Swimming is one of the healthy exercises that move almost all parts of our bodies. There are several swimming strokes that we can learn but the most basic one that even beginners learn is freestyle swimming. Freestyle is the fastest and most efficient swimming stroke in a swimmer’s arsenal.
Because beginners are not as experienced as seasoned swimmers and athletes, they may find it challenging to perform even some of the basic aspects of swimming, one of which is learning how to relax.
Learning how to relax while swimming is important to keeping your body afloat and helping you glide through the water easily.
If you are struggling to relax while swimming freestyle, this article will solve your problems once and for all. Here’s how:
Don’t stress out
Although it is easier said than done, being calm and relaxed in the water is the very first element to achieve maximum buoyancy when you swim. Most people who can’t stay relaxed when swimming tend to stress themselves out, which makes their bodies stiff.
What you can do is practice floating face down on the surface. Then, relax your body in the water before focusing your energy and limbs solely on moving your body forward. Take a breather when you feel like you’re forcing yourself and repeat the whole process once you’re relaxed.
Keep your head in a neutral position
Most people who swim freestyle tend to look forward rather than down. This can cause your legs and hips to sink, and cause you to lose buoyancy. In turn, you will have to kick harder to stay afloat.
Do this for a long time and your limbs can get tired, your neck will become strained, and it will cause you to stress yourself out. When you don’t feel relaxed, you will also lose your breath faster.
Don’t hold your breath
Controlling the way you breathe is important to avoid fatigue and losing your momentum in the water.
Don’t hold your breath; remember to inhale in a rhythm and exhale constantly through your nose and mouth while your face is underwater.
You can time your inhales to every stroke, or as infrequent as every third stroke on both sides of your body to avoid running out of breath. This way, you have a good breathing pattern that is easy to remember. Breathe regularly and be conscious of holding your breath.
Swim slowly and glide naturally
The notion that the harder we work, the better we get is not completely practical, especially while swimming.
The harder you kick or paddle through the water, the harder it will be for you to swim and glide across the surface of the water. Eventually, you will begin to stiffen all your muscles, and slowly, you will sink.

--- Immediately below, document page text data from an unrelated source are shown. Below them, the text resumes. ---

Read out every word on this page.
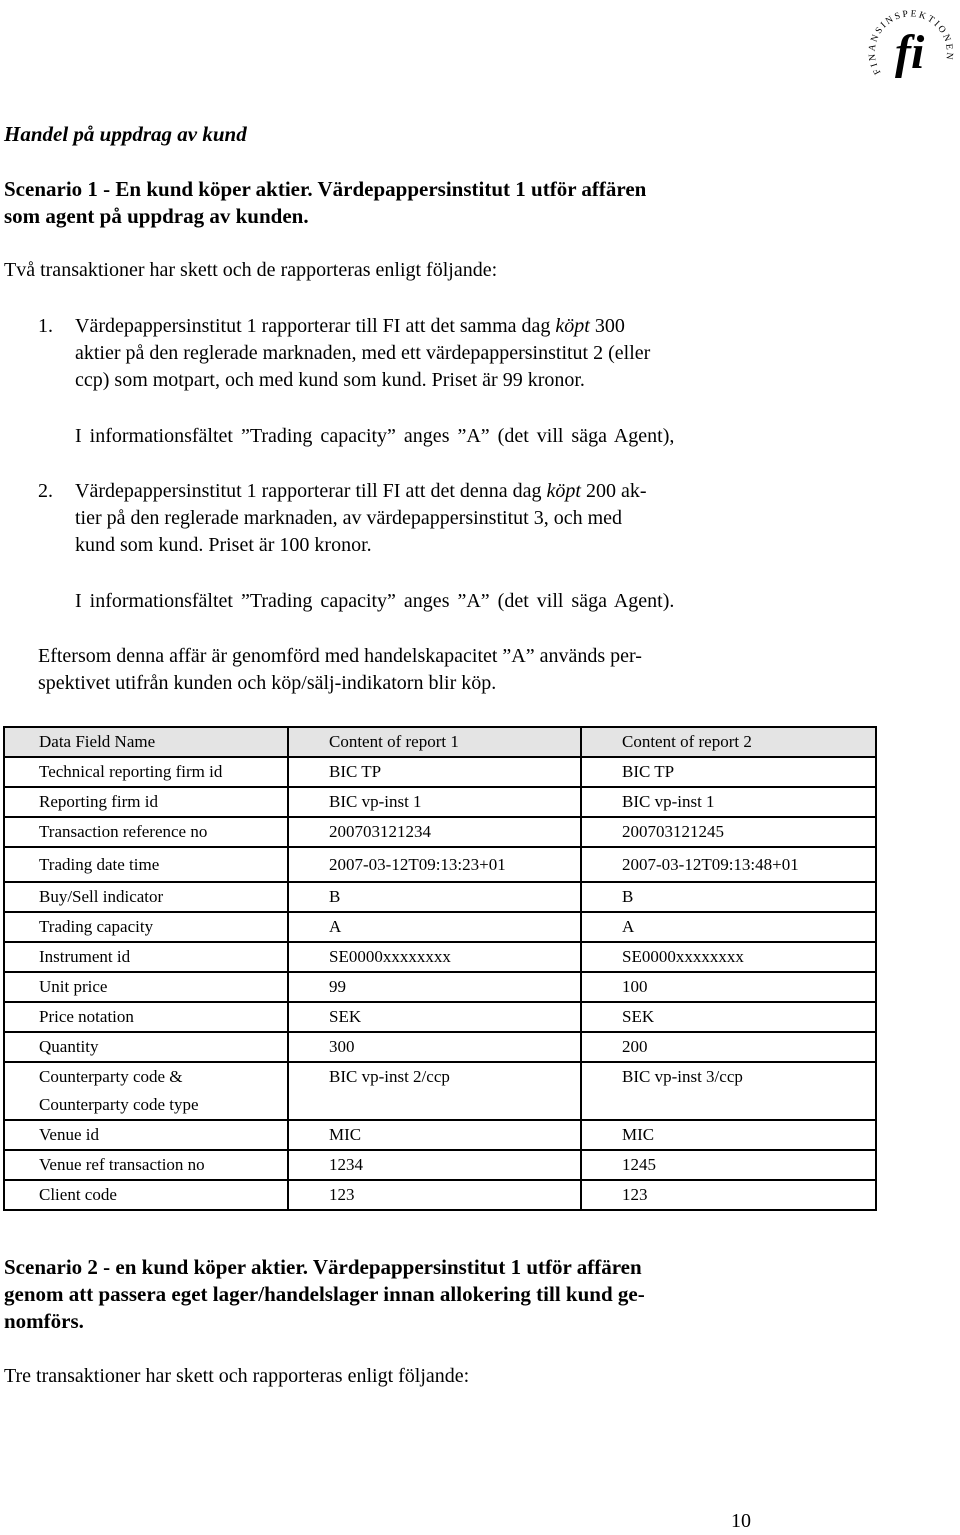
FINANSINSPEKTIONEN
fi
Handel på uppdrag av kund
Scenario 1 - En kund köper aktier. Värdepappersinstitut 1 utför affären
som agent på uppdrag av kunden.
Två transaktioner har skett och de rapporteras enligt följande:
1. Värdepappersinstitut 1 rapporterar till FI att det samma dag köpt 300
aktier på den reglerade marknaden, med ett värdepappersinstitut 2 (eller
ccp) som motpart, och med kund som kund. Priset är 99 kronor.
I informationsfältet ”Trading capacity” anges ”A” (det vill säga Agent),
2. Värdepappersinstitut 1 rapporterar till FI att det denna dag köpt 200 ak-
tier på den reglerade marknaden, av värdepappersinstitut 3, och med
kund som kund. Priset är 100 kronor.
I informationsfältet ”Trading capacity” anges ”A” (det vill säga Agent).
Eftersom denna affär är genomförd med handelskapacitet ”A” används per-
spektivet utifrån kunden och köp/sälj-indikatorn blir köp.
Data Field Name	Content of report 1	Content of report 2
Technical reporting firm id	BIC TP	BIC TP
Reporting firm id	BIC vp-inst 1	BIC vp-inst 1
Transaction reference no	200703121234	200703121245
Trading date time	2007-03-12T09:13:23+01	2007-03-12T09:13:48+01
Buy/Sell indicator	B	B
Trading capacity	A	A
Instrument id	SE0000xxxxxxxx	SE0000xxxxxxxx
Unit price	99	100
Price notation	SEK	SEK
Quantity	300	200
Counterparty code &
Counterparty code type	BIC vp-inst 2/ccp	BIC vp-inst 3/ccp
Venue id	MIC	MIC
Venue ref transaction no	1234	1245
Client code	123	123
Scenario 2 - en kund köper aktier. Värdepappersinstitut 1 utför affären
genom att passera eget lager/handelslager innan allokering till kund ge-
nomförs.
Tre transaktioner har skett och rapporteras enligt följande:
10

To avoid this, you must become “one” with the water. Feel your body weight and swim slowly. The water will support your body and hold you up as long as you are not forcing any movement.
Align your head with your spine
By aligning your head with your spine, you can cut through the waterline with the top center of your head. In this position, your face will be pointed at the bottom of the pool. This will allow you to glide and swim swiftly, reducing drag and resistance on the water surface.
Pace your swimming according to your ability
One of the worst things that you can do while swimming is to try to push yourself above your limit. This will quickly drain your energy when you try to go really hard from the start.
When you feel tired, your body position will change, causing you to increase drag. In turn, this will force your legs to kick harder and put too much stress on your motion. Unless you are training for a competition, take it easy.
Don’t over-rotate your body
Swimming with a smooth body rotation takes a lot of practice. You can’t force your body to cut through the water when you don’t feel relaxed. Experienced swimmers are able to swim swiftly because they don’t over-rotate their bodies. To do this, you shouldn’t rotate your torso more than 45 degrees on both sides.
Reduce excessive kicks
One of the best ways to conserve more energy while swimming is to kick from your hips.
Your legs are some of the biggest muscles that require more energy to propel your body forward. But when you’re kicking from your hips, you’re using some of the buoyancy from the lower part of your body to stay afloat. Your hip-flexor muscles will be the primary muscles that can drive your body forward without kicking too hard on the water.
Hence, you won’t put too much stress on your body if you’re not using too much energy.
Above all, the key to relaxing while swimming freestyle is the trust you put in yourself. The size of your body doesn’t dictate how well you can stay afloat and glide easily along the water surface. You must learn to let your body become one with the water, and then enjoy the process. Don’t stress out and most importantly, listen to your body.